Mexican activist Gustavo Castro Soto, key witness of the assassination of prominent Honduran environmental defender Berta Caceres because he was at her home when hitmen stormed in to kill her and left him for dead with wounds to his head and hand, has warned that the crime scene has been tampered with.
“I didn’t hear cars arrive or leave at the time of the assassination, the crime scene was modified and altered,” wrote Castro in a letter published in local media. “The blood and other tests left blank lines that later can be altered.”
While Castro did not expand on the details proving the scene of the murder has been tampered with, he did say that he feels authorities are uncomfortable with his testimony because, according to him, it "obstructs them from accusing who they want to put in jail."
And although Honduran authorities have vowed to find those responsible for the crime and launched an investigation, family members and supporters remain highly skeptical that they will handle the case in a thorough and impartial manner that ensures justice.
Castro also said he fears for his life in Honduras and that local authorities have barred him from returning to Mexico. He also implied he doesn't trust police by saying he feels safer with Caceres sympathizers than with a thousand Honduran police officers, whom he accused of forgetting he is a victim.

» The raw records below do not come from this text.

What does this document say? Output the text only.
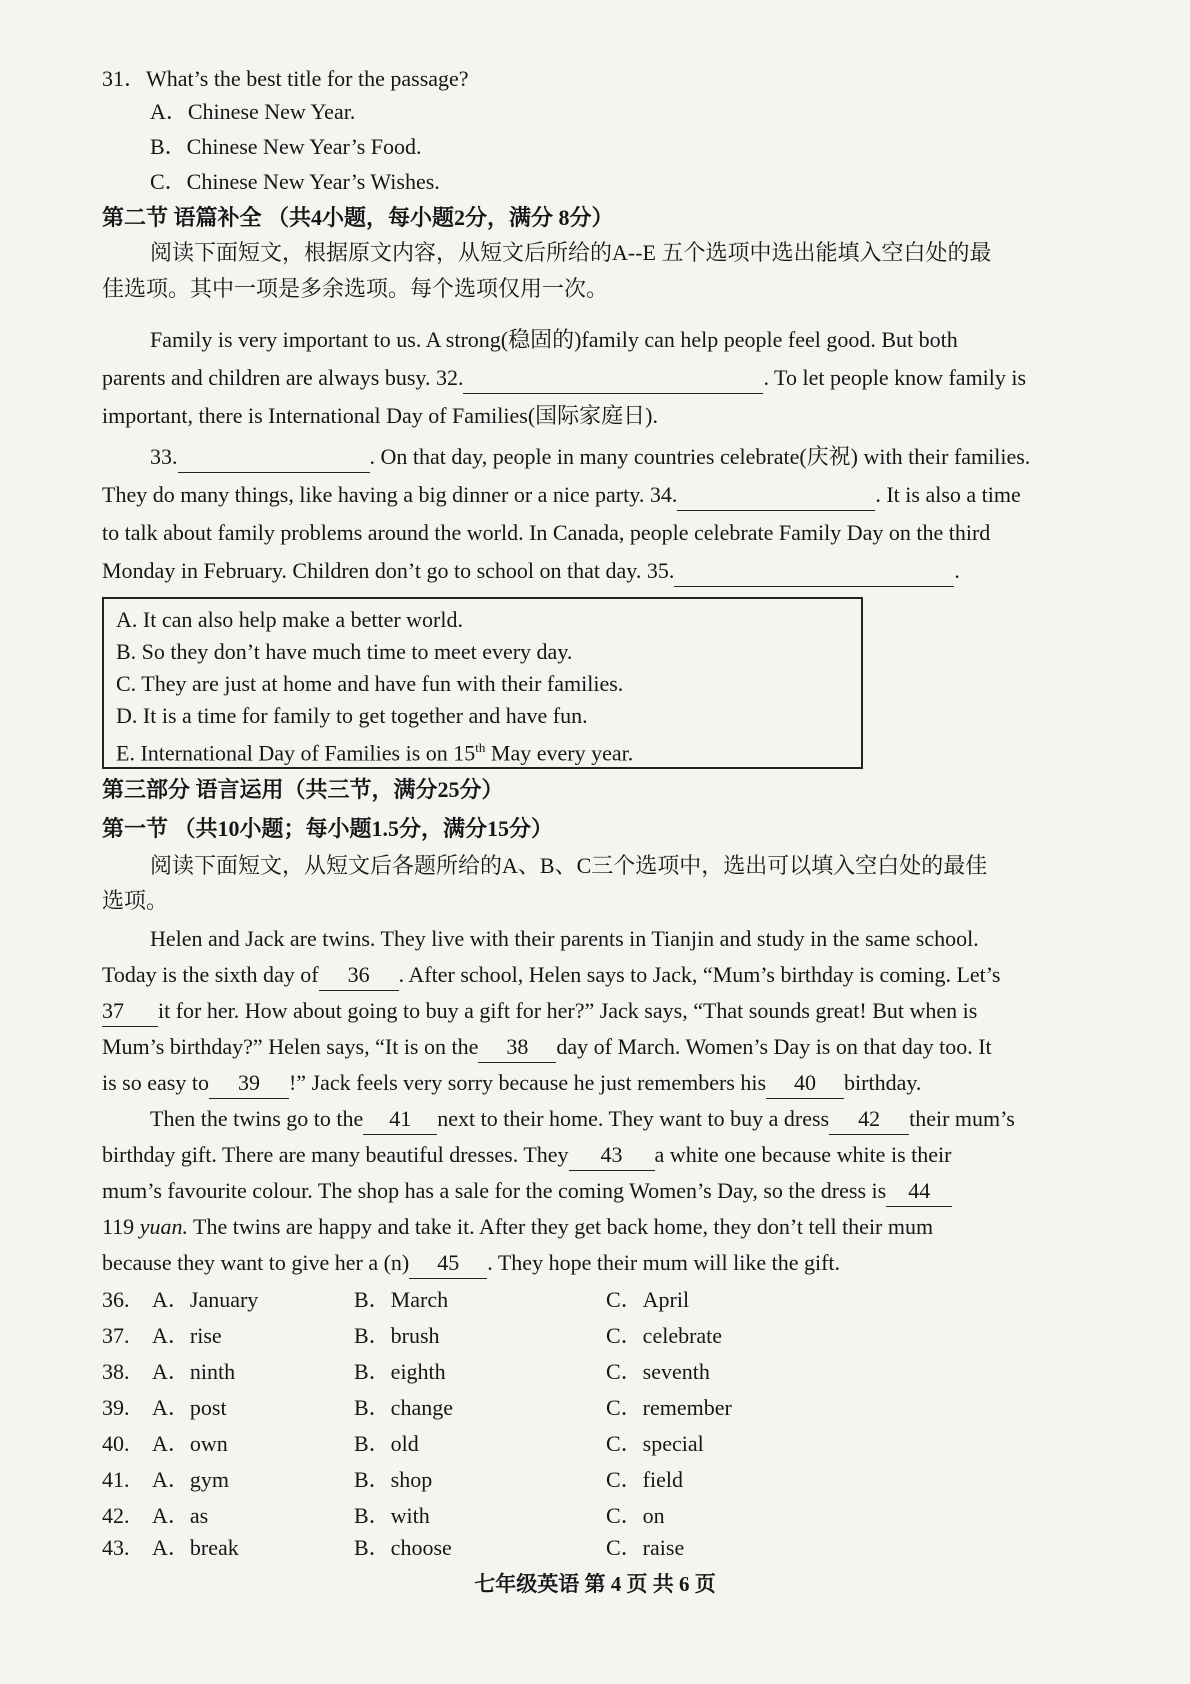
31．What’s the best title for the passage?
A．Chinese New Year.
B．Chinese New Year’s Food.
C．Chinese New Year’s Wishes.
第二节 语篇补全 （共4小题，每小题2分，满分 8分）
阅读下面短文，根据原文内容，从短文后所给的A--E 五个选项中选出能填入空白处的最
佳选项。其中一项是多余选项。每个选项仅用一次。
Family is very important to us. A strong(稳固的)family can help people feel good. But both
parents and children are always busy. 32.	. To let people know family is
important, there is International Day of Families(国际家庭日).
33.	. On that day, people in many countries celebrate(庆祝) with their families.
They do many things, like having a big dinner or a nice party. 34.	. It is also a time
to talk about family problems around the world. In Canada, people celebrate Family Day on the third
Monday in February. Children don’t go to school on that day. 35.	.
A. It can also help make a better world.
B. So they don’t have much time to meet every day.
C. They are just at home and have fun with their families.
D. It is a time for family to get together and have fun.
E. International Day of Families is on 15th May every year.
第三部分 语言运用（共三节，满分25分）
第一节 （共10小题；每小题1.5分，满分15分）
阅读下面短文，从短文后各题所给的A、B、C三个选项中，选出可以填入空白处的最佳
选项。
Helen and Jack are twins. They live with their parents in Tianjin and study in the same school.
Today is the sixth day of 36 . After school, Helen says to Jack, “Mum’s birthday is coming. Let’s
37 it for her. How about going to buy a gift for her?” Jack says, “That sounds great! But when is
Mum’s birthday?” Helen says, “It is on the 38 day of March. Women’s Day is on that day too. It
is so easy to 39 !” Jack feels very sorry because he just remembers his 40 birthday.
Then the twins go to the 41 next to their home. They want to buy a dress 42 their mum’s
birthday gift. There are many beautiful dresses. They 43 a white one because white is their
mum’s favourite colour. The shop has a sale for the coming Women’s Day, so the dress is 44
119 yuan. The twins are happy and take it. After they get back home, they don’t tell their mum
because they want to give her a (n) 45 . They hope their mum will like the gift.
36. A．January	B．March	C．April
37. A．rise	B．brush	C．celebrate
38. A．ninth	B．eighth	C．seventh
39. A．post	B．change	C．remember
40. A．own	B．old	C．special
41. A．gym	B．shop	C．field
42. A．as	B．with	C．on
43. A．break	B．choose	C．raise
七年级英语 第 4 页 共 6 页
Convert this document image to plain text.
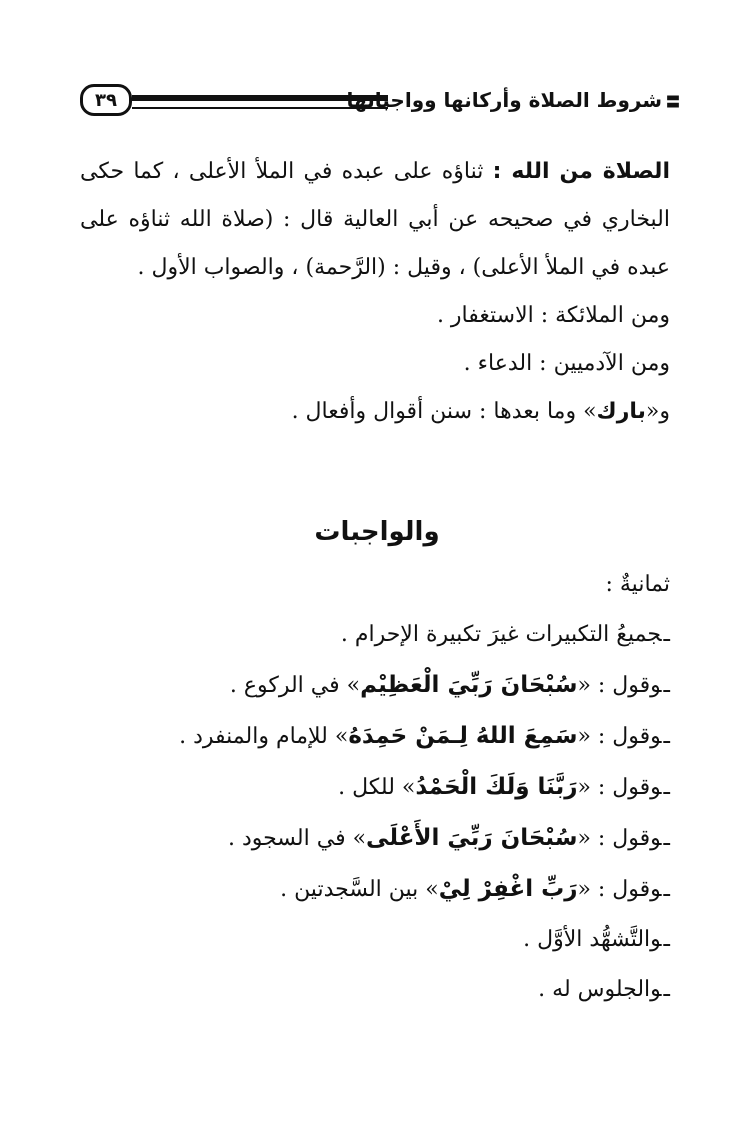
〓شروط الصلاة وأركانها وواجباتها
٣٩

الصلاة من الله : ثناؤه على عبده في الملأ الأعلى ، كما حكى البخاري في صحيحه عن أبي العالية قال : (صلاة الله ثناؤه على عبده في الملأ الأعلى) ، وقيل : (الرَّحمة) ، والصواب الأول .

ومن الملائكة : الاستغفار .

ومن الآدميين : الدعاء .

و«بارك» وما بعدها : سنن أقوال وأفعال .

والواجبات

ثمانيةٌ :

ـجميعُ التكبيرات غيرَ تكبيرة الإحرام .
ـوقول : «سُبْحَانَ رَبِّيَ الْعَظِيْم» في الركوع .
ـوقول : «سَمِعَ اللهُ لِـمَنْ حَمِدَهُ» للإمام والمنفرد .
ـوقول : «رَبَّنَا وَلَكَ الْحَمْدُ» للكل .
ـوقول : «سُبْحَانَ رَبِّيَ الأَعْلَى» في السجود .
ـوقول : «رَبِّ اغْفِرْ لِيْ» بين السَّجدتين .
ـوالتَّشهُّد الأوَّل .
ـوالجلوس له .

Castro was with Caceres at the time of the murder last Thursday morning and was wounded by gunshots. “The hitman know that I didn't die,” Castro wrote, “and surely they will be willing to complete their task.”
The Mexican sociologist added that while many people from Caceres’ Indigenous organization COPINH have been asked to testify, those long suspected of leveling death threats against Caceres and trying to kill her have not faced the same scrutiny.
“The hitmen who assassinated Berta and that attempted to assassinate me remain unpunished while the government seeks to undermine Berta’s memory, the honor and magnificent struggle that COPINH has waged for many years in defense of life, territory, and human rights,” Castro wrote.
Honduran authorities have barred Castro from returning to Mexico, while human rights defenders and social justice organizations have widely called for his protection.
The Inter-American Commission for Human Rights has called for precautionary measures to protect Castro, members of Caceres’ family, and members of COPINH, saying their lives could be at risk.
“They are in a situation of gravity and urgency, since their life and personal integrity would be threatened and at risk,” IACHR said in a statement.
Caceres also had precautionary measures from the IACHR leading up to her death that mandated police protection in light of the repeated and credible death threats and harassment she received.
Two FBI agents joined the investigation on Sunday. Family members and supporters have called for the participation of independent and international experts.
Many rights defenders have argued that even though the names of the perpetrators are not known, corporate and state interests are ultimately behind the murder.
One of Caceres’ daughters, Olivia Zuniga Caceres, has pegged the blame on Desa-Sinohydro, the Honduran-Chinese joint venture developing a hydro-elecric dam in Rio Blanco, where Caceres’ was leading a community resistance movement against the unwanted project.
Castro also linked the murder to corporate interests, saying authorities have not shown his photos of the “business owners or their hitmen.”
“The murder of Berta could mean an opportunity for many companies and interests to advance their territories,” he wrote. “But COPINH is stronger than ever and will need solidarity of all to join the struggle, with solidarity and with the memory of Berta in our hands.”
Castro concluded his letter with a resolve to continue to work for justice despite the many challenges.
“For Berta, for COPINH,” Castro wrote. “Because one day justice will be served and the projects of death and destruction will be expelled from the territories.”